Да, она исходно была какая-то несчастливица, невезучая, но вовсе не походила на ту плохо бритую шизофреничку в гетрах и башмаках на толстой подошве, таскавшуюся каждый день на почту отправлять письма. Лина была красавица, высокая, стройная, черноволосая, с матовым цветом лица, с красивой грудью, длинными ногами и очень гордилась своим носом «с уздечкой», что она считала признаком породистости. Впрочем, может, так оно и было. Петя в этом не разбирался, но вцдел, что Лина «много о себе понимает», как говорили в таких случаях девочки в школе. Линин отец был сыном Петиного деда от первого брака. Года через два после войны, ее отца, майора Карла Бицына (это была фамилия первой жены деда) посадили, обвинив в симпатиях недавнему союзнику — Америке, слишком уж он настойчиво, на глазах у сослуживцев, учил английский язык. Так он и пропал в лагерях, а через полгода после его ареста и родилась Ленина, и дед-профессор, желая помочь невестке, пригласил их пожить пока у них. Алевтина, так звали мать Лины, не долго дожидалась мужа, завела себе любовника, а тут еще родился Петин брат Яша, и бабушка Роза настояла, чтобы Лина и, главное, ее мать уехала «на свою жилплощадь». Мать Лины собиралась было отсуживать одну комнату у свекра, как учил ее новый любовник, но все же им пришлось уехать, хотя напоследок (это вспомнила Петина мать) Алевтина еще кричала, что не позволит выгнать себя из квартиры, потому что она жена тоже как никак сына Исаака Моисеевича, что не один Владлен у него сын, что если другие сыновья от первого брака неплохо устроились в жилищном отношении, то надо и о ней подумать. Потом все сгладилось, бабушка Роза и дед, которого Петя не знал совсем, помогали Лине, она подолгу гостила у них, потому что ее мать все же сумела выйти замуж за одного из очередных своих любовников и перестала обращать на дочку внимание. Лина называла тогда бабушку Розу бабушкой, и никто уже не вспопинал эти прошлые обиды и неурядицы, словно их и не было.

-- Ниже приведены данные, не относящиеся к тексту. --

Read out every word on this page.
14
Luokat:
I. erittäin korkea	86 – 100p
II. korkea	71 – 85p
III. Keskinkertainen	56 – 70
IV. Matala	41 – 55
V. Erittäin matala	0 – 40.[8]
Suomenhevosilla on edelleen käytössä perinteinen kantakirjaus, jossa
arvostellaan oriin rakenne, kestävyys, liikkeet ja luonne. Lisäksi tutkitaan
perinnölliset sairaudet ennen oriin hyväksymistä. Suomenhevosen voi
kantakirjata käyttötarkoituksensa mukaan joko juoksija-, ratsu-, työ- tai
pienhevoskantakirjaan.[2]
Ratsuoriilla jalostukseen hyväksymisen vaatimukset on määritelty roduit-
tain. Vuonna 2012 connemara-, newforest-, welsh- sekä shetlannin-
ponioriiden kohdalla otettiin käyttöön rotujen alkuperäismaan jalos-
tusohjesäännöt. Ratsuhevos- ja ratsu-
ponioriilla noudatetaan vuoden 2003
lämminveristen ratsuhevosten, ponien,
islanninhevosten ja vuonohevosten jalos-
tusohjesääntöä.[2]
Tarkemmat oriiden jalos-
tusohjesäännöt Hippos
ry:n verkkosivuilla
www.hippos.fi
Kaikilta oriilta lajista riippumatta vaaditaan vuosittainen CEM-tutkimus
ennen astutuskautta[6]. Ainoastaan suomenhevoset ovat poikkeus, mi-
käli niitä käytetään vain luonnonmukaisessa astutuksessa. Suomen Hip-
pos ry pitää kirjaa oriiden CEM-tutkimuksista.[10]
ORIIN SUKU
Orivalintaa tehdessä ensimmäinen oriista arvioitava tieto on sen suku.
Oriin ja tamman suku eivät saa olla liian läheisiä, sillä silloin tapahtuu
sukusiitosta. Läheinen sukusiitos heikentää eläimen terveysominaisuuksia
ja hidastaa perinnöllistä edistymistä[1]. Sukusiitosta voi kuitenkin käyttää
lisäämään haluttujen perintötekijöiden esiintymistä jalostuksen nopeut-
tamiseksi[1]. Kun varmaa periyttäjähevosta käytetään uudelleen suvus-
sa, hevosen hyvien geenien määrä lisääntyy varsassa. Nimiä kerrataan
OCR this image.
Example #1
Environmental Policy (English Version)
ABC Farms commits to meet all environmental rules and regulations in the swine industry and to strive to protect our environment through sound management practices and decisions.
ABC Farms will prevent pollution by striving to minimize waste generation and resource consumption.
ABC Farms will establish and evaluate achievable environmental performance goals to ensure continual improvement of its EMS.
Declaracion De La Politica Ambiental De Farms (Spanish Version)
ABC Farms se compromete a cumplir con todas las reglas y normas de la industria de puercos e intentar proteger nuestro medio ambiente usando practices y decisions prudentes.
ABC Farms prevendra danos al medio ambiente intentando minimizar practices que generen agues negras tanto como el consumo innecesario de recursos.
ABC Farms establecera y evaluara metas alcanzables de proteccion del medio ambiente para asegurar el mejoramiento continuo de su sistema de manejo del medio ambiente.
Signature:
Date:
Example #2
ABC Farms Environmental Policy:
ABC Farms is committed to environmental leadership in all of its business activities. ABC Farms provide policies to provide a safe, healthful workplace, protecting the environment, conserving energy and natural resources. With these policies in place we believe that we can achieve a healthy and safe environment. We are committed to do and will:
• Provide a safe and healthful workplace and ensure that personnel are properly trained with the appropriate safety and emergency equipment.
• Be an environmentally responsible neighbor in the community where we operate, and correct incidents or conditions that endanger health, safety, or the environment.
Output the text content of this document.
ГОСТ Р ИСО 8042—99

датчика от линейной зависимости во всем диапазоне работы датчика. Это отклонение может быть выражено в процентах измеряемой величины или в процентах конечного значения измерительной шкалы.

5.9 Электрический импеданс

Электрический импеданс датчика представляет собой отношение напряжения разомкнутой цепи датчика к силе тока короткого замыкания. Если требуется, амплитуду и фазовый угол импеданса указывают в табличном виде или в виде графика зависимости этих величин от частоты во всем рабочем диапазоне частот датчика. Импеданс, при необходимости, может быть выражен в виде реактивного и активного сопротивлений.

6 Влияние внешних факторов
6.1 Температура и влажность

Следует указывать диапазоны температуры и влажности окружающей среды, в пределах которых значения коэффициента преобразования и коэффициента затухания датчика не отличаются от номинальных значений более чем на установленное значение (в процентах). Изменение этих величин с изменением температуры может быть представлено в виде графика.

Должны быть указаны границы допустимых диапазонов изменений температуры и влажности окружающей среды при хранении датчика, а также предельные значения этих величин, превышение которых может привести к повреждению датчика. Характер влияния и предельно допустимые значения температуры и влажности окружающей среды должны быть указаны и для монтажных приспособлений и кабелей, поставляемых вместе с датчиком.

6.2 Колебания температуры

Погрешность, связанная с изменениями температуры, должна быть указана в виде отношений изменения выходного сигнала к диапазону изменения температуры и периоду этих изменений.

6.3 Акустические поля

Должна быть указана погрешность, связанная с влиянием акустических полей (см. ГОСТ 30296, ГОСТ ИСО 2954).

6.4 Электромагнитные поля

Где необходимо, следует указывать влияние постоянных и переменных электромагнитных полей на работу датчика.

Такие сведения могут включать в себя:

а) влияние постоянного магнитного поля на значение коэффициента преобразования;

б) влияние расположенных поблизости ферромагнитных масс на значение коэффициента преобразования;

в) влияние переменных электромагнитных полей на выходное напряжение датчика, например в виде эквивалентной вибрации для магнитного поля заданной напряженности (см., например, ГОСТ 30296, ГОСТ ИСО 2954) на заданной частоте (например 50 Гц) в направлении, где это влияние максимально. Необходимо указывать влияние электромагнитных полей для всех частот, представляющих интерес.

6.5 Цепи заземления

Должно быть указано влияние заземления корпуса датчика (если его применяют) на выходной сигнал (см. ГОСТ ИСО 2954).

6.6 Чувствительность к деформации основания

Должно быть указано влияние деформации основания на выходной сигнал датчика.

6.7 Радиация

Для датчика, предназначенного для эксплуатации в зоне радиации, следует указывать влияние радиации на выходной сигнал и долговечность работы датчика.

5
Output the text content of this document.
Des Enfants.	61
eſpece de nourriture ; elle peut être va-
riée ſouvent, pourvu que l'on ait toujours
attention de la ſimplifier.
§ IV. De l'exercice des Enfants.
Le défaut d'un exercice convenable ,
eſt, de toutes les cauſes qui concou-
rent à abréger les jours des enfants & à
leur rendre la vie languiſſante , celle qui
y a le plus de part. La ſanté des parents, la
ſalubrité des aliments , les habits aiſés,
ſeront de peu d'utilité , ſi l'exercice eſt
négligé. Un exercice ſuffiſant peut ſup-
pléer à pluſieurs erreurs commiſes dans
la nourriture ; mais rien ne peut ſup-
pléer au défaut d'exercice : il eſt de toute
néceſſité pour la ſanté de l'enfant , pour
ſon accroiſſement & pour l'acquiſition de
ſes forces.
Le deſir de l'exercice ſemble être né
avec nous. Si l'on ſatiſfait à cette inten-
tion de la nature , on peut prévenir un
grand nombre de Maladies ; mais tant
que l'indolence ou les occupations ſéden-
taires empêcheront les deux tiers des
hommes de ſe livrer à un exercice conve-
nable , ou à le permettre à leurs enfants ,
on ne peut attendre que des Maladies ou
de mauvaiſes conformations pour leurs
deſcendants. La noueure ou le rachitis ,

А потом Лина стала бывать у них в доме много реже, так что, когда Петя подрос, он видел ее случайной гостьей: красивой, веселой, нарядной женщиной, смеявшейся каким-то странным горловым, необычно волнующим смехом, каким мама никогда не смеялась. Лина как раз тогда поступила, а затем окончила труднейший, по словам папы, институт — Архитектурный, сокращенно МАРХИ, причем с отличием, с красным дипломом. И вились вокруг нее молодые гении, предлагая себя в спутники жизни, с некоторыми Лина приходила к ним в гости, но бабушка Роза отрицательно качала головой: мол, слишком молод, положиться нельзя. А Лина тогда цвела, чувствуя себя примой, но ни за кого из «гениальных мальчиков» она так и не пошла, а отбила мужа у какой-то женщины с тремя детьми, — именитого архитектора и дизайнера Диаза Замилова. Петя один раз наблюдал его уже после, в Доме Архитектора, куда попал с отцом в конце семидесятых на выставку Татлина. Диаз был высок, строен, узкоглаз, с «благородной сединой» на висках и принадлежал к направлению «конструктивистского толка». Это последнее обстоятельство в свое время рассорило Лину с ближайшей подругой, в семье которой она фактически выросла.